Article 13 of Order 834 effectively makes it illegal for any foreign company to assess a Chinese supplier. Yet nearly every other major jurisdiction requires companies to assess suppliers regardless of where they sit. The EU's CSDDD, the US UFLPA, Germany's LkSG, Canada's modern slavery law — all demand supplier due diligence that does not stop at the border. China is now the one major economy where performing the assessment is itself the violation. There is no clean way to satisfy both regimes at once.
Article 15 lowers the bar further, allowing Chinese authorities to investigate foreign entities based on a perceived threat of damage to supply chains — a softer threshold than the actual harm standard found in comparable frameworks elsewhere.
Law firms reading the orders flag three places where companies get caught.
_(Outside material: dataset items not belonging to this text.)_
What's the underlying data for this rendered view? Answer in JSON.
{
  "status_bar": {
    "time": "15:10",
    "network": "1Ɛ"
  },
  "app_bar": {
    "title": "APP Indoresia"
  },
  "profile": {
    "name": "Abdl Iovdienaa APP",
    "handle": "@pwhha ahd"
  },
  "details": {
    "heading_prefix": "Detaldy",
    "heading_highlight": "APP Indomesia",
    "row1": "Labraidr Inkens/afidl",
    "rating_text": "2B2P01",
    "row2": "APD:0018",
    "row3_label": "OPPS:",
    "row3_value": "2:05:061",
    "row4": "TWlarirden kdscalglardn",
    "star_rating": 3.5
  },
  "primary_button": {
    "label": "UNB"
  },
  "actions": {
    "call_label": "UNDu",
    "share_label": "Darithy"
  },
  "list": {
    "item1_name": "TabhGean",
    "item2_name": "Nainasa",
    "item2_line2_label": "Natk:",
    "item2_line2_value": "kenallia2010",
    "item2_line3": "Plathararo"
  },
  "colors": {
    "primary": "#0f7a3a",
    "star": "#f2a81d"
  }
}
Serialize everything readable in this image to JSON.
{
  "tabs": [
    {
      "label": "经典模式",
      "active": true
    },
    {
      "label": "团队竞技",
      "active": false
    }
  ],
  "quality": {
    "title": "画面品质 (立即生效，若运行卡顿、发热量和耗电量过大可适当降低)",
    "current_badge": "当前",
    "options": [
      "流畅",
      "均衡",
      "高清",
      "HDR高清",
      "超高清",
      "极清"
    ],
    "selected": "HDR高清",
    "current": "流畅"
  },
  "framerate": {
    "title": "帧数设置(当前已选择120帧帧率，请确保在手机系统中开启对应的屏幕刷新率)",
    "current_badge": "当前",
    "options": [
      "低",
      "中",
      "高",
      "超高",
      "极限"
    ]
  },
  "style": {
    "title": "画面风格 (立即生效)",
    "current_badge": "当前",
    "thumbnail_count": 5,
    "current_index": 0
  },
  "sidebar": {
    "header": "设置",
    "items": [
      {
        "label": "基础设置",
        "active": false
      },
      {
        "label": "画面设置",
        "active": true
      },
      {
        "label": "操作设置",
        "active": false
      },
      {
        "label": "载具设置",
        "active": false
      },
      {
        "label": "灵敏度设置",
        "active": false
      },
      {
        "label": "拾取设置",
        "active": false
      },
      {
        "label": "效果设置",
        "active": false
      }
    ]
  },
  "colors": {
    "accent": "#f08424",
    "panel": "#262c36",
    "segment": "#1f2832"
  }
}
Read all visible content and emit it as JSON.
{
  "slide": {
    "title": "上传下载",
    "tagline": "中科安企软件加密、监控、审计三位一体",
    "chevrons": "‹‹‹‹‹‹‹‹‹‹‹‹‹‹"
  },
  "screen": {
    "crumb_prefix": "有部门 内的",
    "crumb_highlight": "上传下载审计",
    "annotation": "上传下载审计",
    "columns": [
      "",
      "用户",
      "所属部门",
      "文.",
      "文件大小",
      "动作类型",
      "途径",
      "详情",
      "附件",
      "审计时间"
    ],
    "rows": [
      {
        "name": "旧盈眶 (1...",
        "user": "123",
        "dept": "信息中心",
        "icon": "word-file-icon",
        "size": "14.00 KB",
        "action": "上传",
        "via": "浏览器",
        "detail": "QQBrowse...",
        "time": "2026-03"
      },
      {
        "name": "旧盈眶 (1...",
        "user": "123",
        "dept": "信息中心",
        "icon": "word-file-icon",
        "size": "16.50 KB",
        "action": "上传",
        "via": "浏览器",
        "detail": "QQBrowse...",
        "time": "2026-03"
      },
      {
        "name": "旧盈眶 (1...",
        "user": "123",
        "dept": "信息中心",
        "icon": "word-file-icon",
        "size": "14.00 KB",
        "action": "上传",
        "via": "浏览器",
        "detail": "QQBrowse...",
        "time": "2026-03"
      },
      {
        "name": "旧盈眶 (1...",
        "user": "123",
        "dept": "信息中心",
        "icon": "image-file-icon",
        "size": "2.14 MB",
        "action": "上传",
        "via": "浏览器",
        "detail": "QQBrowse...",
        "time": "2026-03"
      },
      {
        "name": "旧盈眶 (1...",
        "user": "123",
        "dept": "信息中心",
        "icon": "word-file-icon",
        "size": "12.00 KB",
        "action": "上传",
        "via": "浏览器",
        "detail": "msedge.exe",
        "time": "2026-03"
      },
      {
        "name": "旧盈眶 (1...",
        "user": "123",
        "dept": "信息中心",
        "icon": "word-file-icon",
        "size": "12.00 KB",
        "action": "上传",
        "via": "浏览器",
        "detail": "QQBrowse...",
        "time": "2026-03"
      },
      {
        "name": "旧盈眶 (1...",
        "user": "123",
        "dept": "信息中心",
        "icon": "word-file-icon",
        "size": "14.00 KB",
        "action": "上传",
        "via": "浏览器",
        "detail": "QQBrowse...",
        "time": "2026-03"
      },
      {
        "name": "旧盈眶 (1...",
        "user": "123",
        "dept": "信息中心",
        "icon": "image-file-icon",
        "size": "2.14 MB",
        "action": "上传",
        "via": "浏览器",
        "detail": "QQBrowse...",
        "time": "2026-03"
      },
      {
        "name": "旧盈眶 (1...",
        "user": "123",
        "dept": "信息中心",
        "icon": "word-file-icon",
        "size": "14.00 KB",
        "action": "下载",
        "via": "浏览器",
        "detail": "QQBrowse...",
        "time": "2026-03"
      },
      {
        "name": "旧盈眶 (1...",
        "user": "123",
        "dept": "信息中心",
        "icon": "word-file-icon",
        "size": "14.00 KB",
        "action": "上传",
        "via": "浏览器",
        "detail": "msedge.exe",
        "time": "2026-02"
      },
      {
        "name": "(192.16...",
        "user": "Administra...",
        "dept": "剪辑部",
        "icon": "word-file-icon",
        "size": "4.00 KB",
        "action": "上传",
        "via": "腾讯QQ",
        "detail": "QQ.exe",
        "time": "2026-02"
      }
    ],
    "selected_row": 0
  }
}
Commercial termination is now high-risk: dropping a Chinese supplier or customer to satisfy foreign sanctions triggers both orders at once, and the terminated party can pursue civil litigation while you land on a Malicious Entity List. Due diligence conflict is the second trap: on-site audits, supplier questionnaires, and forced labor screening run for CSDDD or UFLPA compliance may be scrutinized as national security violations under Order 834. And internal compliance policies that auto-apply foreign sanctions to Chinese subsidiaries may be read as "promoting" improper extraterritorial jurisdiction under Order 835.
The escalation that changes the calculus: Order 835 introduces criminal liability for individuals. Executives responsible for implementing a "prohibited" measure now face personal exposure, including visa cancellations, investment restrictions, and asset seizure.